The results of our study showed that none of the selected extracts up to the concentration of 100 mg/mL possessed any antimicrobial activity against the selected bacteria (E. coli, P. aeruginosa, P. mirabilis, P. vulgaris, E. faecalis, or Bacillus megatherium). The extracts showed activity against yeasts (S. cerevisiae, S. ludwigii, C. parapsilosis, C. tropicalis, and D. hanseii). The rhizome extracts showed stronger inhibition potential towards the majority of the yeast cultures compared to the flower extracts, which coincides with our results of the antioxidant capacity in vitro and antidiabetic activity. The rhizome extracts possessed strong inhibition towards S. ludwigii and C. parapsilosis, whereas the flower extracts demonstrated only a mild effect. The least sensitive yeast toward all knotweed extracts was D. hanseii.
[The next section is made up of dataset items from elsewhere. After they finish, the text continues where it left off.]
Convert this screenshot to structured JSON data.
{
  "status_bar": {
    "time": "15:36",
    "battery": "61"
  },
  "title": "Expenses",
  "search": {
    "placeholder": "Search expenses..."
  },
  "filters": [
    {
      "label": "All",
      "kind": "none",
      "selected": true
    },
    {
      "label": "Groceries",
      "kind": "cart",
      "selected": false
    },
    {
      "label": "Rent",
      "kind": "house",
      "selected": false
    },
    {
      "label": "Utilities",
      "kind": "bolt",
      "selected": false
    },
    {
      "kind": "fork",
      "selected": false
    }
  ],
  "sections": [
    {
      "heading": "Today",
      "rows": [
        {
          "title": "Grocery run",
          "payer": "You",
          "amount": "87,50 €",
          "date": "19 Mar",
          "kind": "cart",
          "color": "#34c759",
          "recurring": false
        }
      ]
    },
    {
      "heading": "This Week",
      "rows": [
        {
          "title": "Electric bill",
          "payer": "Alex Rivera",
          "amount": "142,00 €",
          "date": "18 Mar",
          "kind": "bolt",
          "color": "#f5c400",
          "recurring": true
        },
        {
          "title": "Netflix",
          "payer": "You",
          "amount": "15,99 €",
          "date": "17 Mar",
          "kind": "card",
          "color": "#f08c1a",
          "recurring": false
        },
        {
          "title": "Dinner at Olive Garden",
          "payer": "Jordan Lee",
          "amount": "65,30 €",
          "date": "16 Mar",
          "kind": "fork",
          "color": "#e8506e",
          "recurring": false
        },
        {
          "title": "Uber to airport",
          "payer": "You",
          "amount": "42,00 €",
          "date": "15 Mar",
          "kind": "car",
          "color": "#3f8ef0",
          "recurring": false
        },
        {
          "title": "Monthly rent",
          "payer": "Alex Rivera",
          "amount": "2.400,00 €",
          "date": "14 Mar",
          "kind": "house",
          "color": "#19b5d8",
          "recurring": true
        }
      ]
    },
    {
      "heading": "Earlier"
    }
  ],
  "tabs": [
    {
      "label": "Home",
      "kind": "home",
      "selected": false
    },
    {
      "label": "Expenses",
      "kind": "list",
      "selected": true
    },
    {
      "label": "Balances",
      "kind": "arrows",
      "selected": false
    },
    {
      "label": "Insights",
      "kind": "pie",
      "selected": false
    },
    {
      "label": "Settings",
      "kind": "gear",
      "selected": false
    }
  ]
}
In a similar study [14], where five common foodborne bacteria (Bacillus cereus, Listeria monocytogenes, Staphylococcus aureus, E. coli, and Salmonella anatum) were treated with crude extract of Reynoutria japonica Houtt. rhizomes, they showed potent antibacterial properties. However, their extraction procedures were different. More recently, Zhang et al. [33], similarly to our results, showed that the Reynoutria japonica Houtt. extract was able to inhibit the growth of the yeast Candida albicans. This yeast occurs in almost 17% of patients treated in intensive care units. They also found antimicrobial activity toward both bacterial strains (A. baumannii and S. aureus) and fungal strains (A. fumigatus).

4. Conclusions

We confirmed that the rhizomes and flowers of Reynoutria japonica Houtt. and F. x bohemica can be considered as novel sources of bioactive substances that can help in the prevention of diabetes and the spreading of fungal infections. The rhizome extracts more efficiently decreased the activity of α-amylase, compared with the flower extracts. We also demonstrated that knotweed extracts can be used as anti-yeast agents as they inhibited the growth of several food contaminating and pathogenic yeast strains. Based on the significant anti-yeast activity, we suggest the potential application of knotweed extracts in dermocosmetics as the antifungal components of creams. Similarly, for their antidiabetic activity, the extracts could find applications in insulin supplement therapy, inhibiting the polysaccharide cleavage to form glucose and maltose. Based on our analysis, further research could find other possible bioactive substances in addition to the ones identified in our study and study their bioactive effects, using both in vitro as well as in vivo animal models.